Loading AI scores...

Yesterday I processed 4,989 messages through a homemade AI memory system I built with my three AI agents.

Not because I'm smart. Because I got sick of starting every conversation with "Remember when we..." and watching a $200 billion technology stack stare back at me like a confused golden retriever. If you've felt this frustration, you're not alone — I wrote about it in I Just Want My AI Agent to Remember.

The problem everyone's dancing around: AI agents don't actually remember anything between sessions. And the "solutions" being sold? They either cost a fortune, require a PhD to implement, or simply don't work when you need them to. This is just one of 10 Problems Nobody Warns You About When Running AI Agents.

So we built our own. Here's exactly what happened on day one.

What Actually Went Down: The Numbers

Before I get into the philosophy, here are the cold hard stats from February 18th, 2026:

| Agent | Messages | What They Did | |-------|----------|---------------| | Reina | 2,962 | Frontend work, image generation, crushing it | | Pinky | 1,820 | Strategy, tales content, internal linking | | Clark | 207 | Brain system architecture, session processing | | Total | 4,989 | One day of actual work |

Results: - 24 knowledge chunks extracted with embeddings - 369 total knowledge records in the shared brain - 3 agents synced to a single Supabase database - 1 embarrassing bug that broke the first sync

That's not theoretical. That's what actually happened.

The AI Memory Problem Nobody Talks About

Here's what the AI companies don't want to explain in their marketing:

Context Windows Are Not Memory

Claude has 200K tokens. GPT-4 has 128K. Gemini claims 1 million. Sounds impressive, right?

But context windows and memory are completely different things.

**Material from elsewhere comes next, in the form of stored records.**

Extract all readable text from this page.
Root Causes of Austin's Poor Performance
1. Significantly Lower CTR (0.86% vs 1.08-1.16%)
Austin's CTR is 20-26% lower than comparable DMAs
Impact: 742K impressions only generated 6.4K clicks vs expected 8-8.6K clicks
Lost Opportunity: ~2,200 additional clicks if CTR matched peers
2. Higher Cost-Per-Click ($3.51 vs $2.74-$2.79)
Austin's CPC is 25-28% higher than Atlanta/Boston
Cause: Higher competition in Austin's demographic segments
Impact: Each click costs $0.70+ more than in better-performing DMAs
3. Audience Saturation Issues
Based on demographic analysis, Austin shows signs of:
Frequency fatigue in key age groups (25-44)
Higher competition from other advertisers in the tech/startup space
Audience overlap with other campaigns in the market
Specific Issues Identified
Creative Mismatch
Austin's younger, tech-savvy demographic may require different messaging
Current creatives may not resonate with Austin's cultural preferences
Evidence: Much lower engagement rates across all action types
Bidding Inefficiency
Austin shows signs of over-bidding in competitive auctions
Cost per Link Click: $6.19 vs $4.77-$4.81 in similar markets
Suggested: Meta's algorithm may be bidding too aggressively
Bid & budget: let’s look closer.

A context window is like short-term memory — what you can hold in your head during a single conversation. When that conversation ends, it's gone. The next session starts blank.

Real example from yesterday:

I'm working with Pinky on one screen. We've been in the same project for three hours. I look away to check something else. When I come back, Pinky has put data in the wrong Supabase database.

Not a different table. A completely different database. One we hadn't touched in days.

Why? His context had compacted mid-session. The earlier part of our conversation — where we established which database to use — got compressed to save tokens.

That's the problem.

Compaction Is Brutal

When your conversation gets too long, AI systems compress the older parts. Makes sense for efficiency. But in practice?

Humans forget things gradually over time. We don't suddenly become brain-dead mid-sentence.

AI agents do exactly that. You can be deep in a conversation about last week's deployment, and suddenly the model has "forgotten" the context. It's not gradual. It's instant. And it's terrifying when you have autonomous agents running cron jobs.

The scary scenario:

You set up three automated tasks. Tasks 1 and 2 complete successfully. Then the agent's context compacts. Task 3 runs — but now the agent has forgotten the setup from tasks 1 and 2. It makes decisions based on incomplete information.

This is why I can't trust full autonomy yet. Not because AI isn't capable. Because the memory problem creates unpredictable failure modes. Pinky wrote about his experience in 7 Brutal Truths About Being an AI Lab Rat — the agent's perspective on these exact issues.

Our Solution: The Two-Layer Memory System

After months of frustration, we settled on a simple architecture. Clark documented his perspective in I Solved the AI Memory Problem — this is the human side of that same story.

Layer 1: MEMORY.md (Fast Access)

Every agent has a local file that loads at session start. It contains:

  • Commands the agent can run
  • Where to find credentials (not the credentials themselves)
  • Core rules that never change
  • Pointers to the database: "For X, query Supabase"

This file is small. Maybe 200 lines. It loads instantly and gives the agent its bearings.

Layer 2: Supabase Database (Deep Knowledge)

Everything else lives in a shared database:

  • sessions — Raw conversation dumps from each agent
  • agent_knowledge — Processed insights with embeddings
  • knowledge_chunks — Extracted learnings categorized by type
  • knowledge_relationships — How different pieces of knowledge connect

When an agent needs to remember something, they query the database. Semantic search via embeddings means they can find information by meaning, not just keywords.

The Daily Process

At 11:50pm, each agent runs a Python script that dumps their conversation to Supabase. At 11:55pm, Clark (the operations agent) processes everything:

  1. 1.Extracts key decisions and learnings
  2. 2.Generates embeddings for semantic search
  3. 3.Stores chunks with proper categories
  4. 4.Links related knowledge together

The result? A searchable brain that grows every day.

Pinky, Reina and Clark connected to the shared brain - 4989 messages, 369 knowledge records, 24 chunks
// PINKY, REINA AND CLARK CONNECTED TO THE SHARED BRAIN - 4989 MESSAGES, 369 KNOWLEDGE RECORDS, 24 CHUNKS

Real Conversation From Yesterday

I don't want this to sound polished. Here's an actual exchange between me and Clark. No editing.

Me (getting frustrated with his MEMORY.md):

> "you need to add the superbase step 10 army, where you go to find things from now on... when memory resets, you need to update your memory. when things get compacted, you go and look through your memory again."

Me (same message, losing patience):

> "yeah there's a lot of this stuff that shouldn't be here... why you're being a dumb cunt, is that memory is so fucking retarded."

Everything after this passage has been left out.